Clinical studies suggest that barriers may exist which could limit the effect of supplementing retinoic acid in broiler diets by creating a state of “retinoic acid resistance” in adipose tissue. The activity of retinoic acid in a given tissue is determined at a number of levels [36]. The expression of retinoic acid receptor levels is vital to the activity of RA, thus, alterations in the levels of retinoic acid receptors could have significant effects on the ability of RA to regulate processes in adipose tissue. Importantly, mRNA was detected in abdominal adipose tissue for both the RAR and RXR genes while RA supplementation did not affect the expression of either gene suggesting retinoid receptor expression was not a limiting factor in the ability of broiler adipose tissue to respond to RA. Cellular retinol-binding proteins (CRBPs) also play a major role in regulating tissue responsiveness to RA as CRBPs are required for the efficient conversion of retinol to retinoic acid in peripheral tissues. Once inside the cell, CRBP proteins rapidly bind retinol. Noy and Blaner [37] have demonstrated that cellular uptake is actually dictated by the intracellular content of apo-CRBP as decreases in CRBP expression limits tissue uptake of retinol ultimately limiting tissue retinoic acid levels. Finally, the control of RA levels in a peripheral tissue is further regulated by a balance between RA synthesizing and catabolizing enzymes. Since retinol is irreversibly oxidized to retinoic acid in cells, retinoic acid catabolism governs tissue sensitivity to RA. Several studies indicate that RA catabolism is induced by high levels of RA and this can result in the development of retinoic acid resistance in peripheral tissues and cell lines such as 3T3-L1 preadipocytes [36,38-41]. This effect is primarily believed to occur via a retinoic acid-induced increase in CYP26 (cytochrome P450 enzyme; P450AI) expression and activity [36]. While neither CRPB nor CYP26 were measured in the current study, it is possible that they played a role in limiting RA concentrations in abdominal adipose tissue. Further study would be necessary to address these issues.

Better characterization of the mechanisms that limit RA accumulation in the adipose tissue of growing broilers may reveal targets that could be useful for reducing carcass fat either through selection programs or the administration of exogenous effectors.
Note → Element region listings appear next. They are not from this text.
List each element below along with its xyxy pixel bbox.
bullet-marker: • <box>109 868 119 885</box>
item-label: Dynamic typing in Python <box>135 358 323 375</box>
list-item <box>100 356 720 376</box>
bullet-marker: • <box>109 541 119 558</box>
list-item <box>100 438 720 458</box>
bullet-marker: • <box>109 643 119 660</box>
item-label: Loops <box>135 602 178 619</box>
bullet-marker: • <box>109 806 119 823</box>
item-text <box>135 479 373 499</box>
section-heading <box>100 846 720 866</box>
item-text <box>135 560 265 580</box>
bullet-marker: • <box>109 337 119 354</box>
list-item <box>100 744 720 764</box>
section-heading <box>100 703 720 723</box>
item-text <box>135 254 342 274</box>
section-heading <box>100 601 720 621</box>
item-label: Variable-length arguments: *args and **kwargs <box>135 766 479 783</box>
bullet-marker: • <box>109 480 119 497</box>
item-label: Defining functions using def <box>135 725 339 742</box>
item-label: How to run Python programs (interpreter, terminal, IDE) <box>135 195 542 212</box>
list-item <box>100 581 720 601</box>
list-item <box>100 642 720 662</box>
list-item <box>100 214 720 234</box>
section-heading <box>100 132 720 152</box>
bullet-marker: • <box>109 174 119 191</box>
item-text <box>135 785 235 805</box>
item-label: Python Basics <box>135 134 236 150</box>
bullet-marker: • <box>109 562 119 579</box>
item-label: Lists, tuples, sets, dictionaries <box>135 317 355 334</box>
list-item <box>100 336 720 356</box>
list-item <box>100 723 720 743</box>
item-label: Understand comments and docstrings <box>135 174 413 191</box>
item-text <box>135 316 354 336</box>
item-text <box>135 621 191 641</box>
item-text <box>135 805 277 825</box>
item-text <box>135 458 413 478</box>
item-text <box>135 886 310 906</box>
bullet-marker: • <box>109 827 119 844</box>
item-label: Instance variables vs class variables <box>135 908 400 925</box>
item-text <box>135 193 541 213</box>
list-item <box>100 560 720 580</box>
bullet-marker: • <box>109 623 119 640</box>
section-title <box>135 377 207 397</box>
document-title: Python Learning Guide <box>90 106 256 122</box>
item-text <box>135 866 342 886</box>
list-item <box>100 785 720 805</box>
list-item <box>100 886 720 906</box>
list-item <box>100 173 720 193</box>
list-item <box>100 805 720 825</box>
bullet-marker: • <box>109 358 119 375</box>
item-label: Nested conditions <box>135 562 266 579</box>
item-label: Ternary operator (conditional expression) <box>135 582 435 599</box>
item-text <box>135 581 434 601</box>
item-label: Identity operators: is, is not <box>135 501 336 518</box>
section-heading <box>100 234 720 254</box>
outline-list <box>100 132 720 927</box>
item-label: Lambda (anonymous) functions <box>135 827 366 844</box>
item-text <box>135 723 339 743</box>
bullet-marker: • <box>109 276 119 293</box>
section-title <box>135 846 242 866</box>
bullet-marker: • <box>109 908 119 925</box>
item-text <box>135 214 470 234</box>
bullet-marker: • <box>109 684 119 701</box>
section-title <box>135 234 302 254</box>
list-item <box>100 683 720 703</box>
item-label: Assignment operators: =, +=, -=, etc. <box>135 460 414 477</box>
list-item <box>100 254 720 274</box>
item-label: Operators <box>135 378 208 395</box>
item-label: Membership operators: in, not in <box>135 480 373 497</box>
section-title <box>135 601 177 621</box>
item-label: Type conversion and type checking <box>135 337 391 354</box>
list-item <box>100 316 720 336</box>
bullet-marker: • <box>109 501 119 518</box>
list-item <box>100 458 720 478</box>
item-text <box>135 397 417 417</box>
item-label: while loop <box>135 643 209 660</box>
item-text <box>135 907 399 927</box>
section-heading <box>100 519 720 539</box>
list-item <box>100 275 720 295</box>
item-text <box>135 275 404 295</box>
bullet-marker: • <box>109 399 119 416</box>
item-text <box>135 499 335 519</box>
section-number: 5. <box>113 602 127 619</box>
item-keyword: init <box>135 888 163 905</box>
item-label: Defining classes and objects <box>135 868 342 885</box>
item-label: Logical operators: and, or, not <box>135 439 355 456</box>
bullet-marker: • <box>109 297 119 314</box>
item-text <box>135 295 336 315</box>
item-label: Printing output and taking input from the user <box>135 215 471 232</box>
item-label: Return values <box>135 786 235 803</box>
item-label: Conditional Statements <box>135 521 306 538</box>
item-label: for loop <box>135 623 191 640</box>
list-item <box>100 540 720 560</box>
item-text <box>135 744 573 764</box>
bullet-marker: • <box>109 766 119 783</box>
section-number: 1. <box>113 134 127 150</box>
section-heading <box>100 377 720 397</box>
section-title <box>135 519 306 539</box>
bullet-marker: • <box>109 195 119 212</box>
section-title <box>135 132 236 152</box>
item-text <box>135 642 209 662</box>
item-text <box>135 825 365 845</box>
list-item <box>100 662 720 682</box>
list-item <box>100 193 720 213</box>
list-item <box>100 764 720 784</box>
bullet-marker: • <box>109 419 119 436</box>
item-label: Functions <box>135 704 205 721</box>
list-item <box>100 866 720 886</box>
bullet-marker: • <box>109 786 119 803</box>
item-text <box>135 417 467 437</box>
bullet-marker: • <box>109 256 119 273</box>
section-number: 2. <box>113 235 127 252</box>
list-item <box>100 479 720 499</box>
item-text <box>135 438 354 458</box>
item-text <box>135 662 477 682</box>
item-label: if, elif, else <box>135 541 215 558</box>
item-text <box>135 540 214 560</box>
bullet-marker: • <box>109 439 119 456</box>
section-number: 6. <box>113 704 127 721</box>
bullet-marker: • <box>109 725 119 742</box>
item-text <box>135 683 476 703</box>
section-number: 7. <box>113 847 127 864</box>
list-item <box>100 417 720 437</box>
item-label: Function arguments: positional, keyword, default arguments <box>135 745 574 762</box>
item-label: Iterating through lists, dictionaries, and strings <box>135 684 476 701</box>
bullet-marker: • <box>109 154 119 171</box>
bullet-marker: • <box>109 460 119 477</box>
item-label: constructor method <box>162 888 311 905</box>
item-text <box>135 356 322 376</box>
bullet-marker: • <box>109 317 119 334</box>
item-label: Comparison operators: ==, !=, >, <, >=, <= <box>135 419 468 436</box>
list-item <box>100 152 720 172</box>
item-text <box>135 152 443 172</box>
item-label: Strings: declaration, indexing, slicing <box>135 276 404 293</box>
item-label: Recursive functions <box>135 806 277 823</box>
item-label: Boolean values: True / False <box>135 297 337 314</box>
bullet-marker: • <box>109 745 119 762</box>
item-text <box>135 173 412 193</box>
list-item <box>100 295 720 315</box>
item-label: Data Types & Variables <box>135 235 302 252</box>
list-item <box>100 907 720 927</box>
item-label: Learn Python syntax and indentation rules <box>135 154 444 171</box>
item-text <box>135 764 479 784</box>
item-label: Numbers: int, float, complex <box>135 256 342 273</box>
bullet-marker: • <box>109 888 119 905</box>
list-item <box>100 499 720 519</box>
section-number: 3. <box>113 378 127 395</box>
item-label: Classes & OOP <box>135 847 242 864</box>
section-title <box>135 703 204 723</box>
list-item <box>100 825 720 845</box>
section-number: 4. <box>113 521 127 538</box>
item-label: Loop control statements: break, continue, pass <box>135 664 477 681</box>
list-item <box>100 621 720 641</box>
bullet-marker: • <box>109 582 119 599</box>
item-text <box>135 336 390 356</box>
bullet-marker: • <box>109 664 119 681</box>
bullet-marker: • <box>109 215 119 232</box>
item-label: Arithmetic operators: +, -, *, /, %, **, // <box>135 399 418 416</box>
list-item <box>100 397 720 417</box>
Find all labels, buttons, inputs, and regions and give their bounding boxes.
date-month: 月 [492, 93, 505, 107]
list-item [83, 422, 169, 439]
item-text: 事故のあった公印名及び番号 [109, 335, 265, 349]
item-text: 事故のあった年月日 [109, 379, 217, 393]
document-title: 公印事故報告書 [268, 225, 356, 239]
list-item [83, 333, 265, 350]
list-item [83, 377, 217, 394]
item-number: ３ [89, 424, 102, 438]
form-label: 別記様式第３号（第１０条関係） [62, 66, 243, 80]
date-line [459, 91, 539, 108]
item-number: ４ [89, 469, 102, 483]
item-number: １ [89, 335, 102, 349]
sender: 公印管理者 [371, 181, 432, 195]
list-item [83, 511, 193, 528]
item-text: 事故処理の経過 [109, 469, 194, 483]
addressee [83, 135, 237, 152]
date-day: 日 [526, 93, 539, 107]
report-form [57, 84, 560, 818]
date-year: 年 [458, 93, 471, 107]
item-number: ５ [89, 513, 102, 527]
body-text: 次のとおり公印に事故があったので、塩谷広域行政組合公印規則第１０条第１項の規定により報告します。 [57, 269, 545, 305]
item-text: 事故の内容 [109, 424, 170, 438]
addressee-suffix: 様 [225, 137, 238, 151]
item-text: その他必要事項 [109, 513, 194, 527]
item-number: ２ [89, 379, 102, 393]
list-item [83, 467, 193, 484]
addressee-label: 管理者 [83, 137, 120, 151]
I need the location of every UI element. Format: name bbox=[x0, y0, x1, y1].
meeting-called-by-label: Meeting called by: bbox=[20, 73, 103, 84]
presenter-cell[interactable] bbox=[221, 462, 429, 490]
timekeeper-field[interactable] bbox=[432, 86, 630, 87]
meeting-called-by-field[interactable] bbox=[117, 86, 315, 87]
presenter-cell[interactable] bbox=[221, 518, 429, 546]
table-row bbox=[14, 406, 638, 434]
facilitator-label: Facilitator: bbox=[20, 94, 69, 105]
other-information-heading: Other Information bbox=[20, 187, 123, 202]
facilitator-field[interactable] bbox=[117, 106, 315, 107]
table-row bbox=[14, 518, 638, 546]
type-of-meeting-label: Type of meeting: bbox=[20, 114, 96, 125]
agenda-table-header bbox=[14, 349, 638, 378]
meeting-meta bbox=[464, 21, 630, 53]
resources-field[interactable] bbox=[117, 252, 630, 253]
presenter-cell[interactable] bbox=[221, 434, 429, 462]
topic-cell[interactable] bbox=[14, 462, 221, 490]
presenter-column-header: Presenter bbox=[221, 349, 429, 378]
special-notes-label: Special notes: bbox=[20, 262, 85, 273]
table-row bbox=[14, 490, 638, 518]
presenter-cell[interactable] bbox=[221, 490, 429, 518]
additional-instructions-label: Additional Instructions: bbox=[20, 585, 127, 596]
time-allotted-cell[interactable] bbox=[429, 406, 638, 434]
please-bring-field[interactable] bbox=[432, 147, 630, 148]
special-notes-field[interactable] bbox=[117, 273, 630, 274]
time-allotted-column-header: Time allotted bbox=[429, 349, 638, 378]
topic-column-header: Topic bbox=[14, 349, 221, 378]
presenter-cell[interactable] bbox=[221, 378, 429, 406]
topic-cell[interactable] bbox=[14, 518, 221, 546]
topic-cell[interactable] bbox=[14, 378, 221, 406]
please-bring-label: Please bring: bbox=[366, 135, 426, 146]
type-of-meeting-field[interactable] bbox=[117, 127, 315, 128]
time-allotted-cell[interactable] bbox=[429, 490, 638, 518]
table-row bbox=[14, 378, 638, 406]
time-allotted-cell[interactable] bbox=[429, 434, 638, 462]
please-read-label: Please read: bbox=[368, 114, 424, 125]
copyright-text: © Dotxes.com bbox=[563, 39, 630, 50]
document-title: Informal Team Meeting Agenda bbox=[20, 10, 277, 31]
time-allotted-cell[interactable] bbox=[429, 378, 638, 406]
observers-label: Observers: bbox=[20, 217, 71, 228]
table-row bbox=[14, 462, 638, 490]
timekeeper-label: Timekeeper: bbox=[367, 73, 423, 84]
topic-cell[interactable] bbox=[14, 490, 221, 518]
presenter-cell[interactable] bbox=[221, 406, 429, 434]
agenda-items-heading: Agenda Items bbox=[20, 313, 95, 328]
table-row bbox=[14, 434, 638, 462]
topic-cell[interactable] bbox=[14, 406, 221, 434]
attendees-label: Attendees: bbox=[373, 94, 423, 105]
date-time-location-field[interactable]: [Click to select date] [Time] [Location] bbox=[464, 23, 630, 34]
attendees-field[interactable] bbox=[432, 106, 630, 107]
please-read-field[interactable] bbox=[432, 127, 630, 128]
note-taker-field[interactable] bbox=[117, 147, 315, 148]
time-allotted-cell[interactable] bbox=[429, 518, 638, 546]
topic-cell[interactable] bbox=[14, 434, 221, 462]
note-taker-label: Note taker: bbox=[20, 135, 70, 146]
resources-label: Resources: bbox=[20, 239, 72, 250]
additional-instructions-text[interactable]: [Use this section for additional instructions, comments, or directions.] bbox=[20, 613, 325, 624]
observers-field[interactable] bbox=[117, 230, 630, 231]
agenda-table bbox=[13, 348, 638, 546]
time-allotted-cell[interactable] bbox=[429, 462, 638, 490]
Interestingly, a CYP26 homolog has been characterized in chicks [42]. It’s tempting to speculate that it may be possible to limit carcass adiposity through formulating rations containing CYP enzyme inhibitors thus increasing the impact of dietary vitamin A upon adiposity. Furthermore, CYP enzymes may prove to be useful markers that can be exploited to select for leaner birds through.

In conclusion, this study demonstrates for the first time that feeding RA to growing broilers can enrich hepatic concentrations of RA and reduce carcass adiposity. These results suggest that the further study of RA supplementation in broiler diets is warranted as manipulation of vitamin a status may represent a novel strategy for limiting adiposity in growing broilers.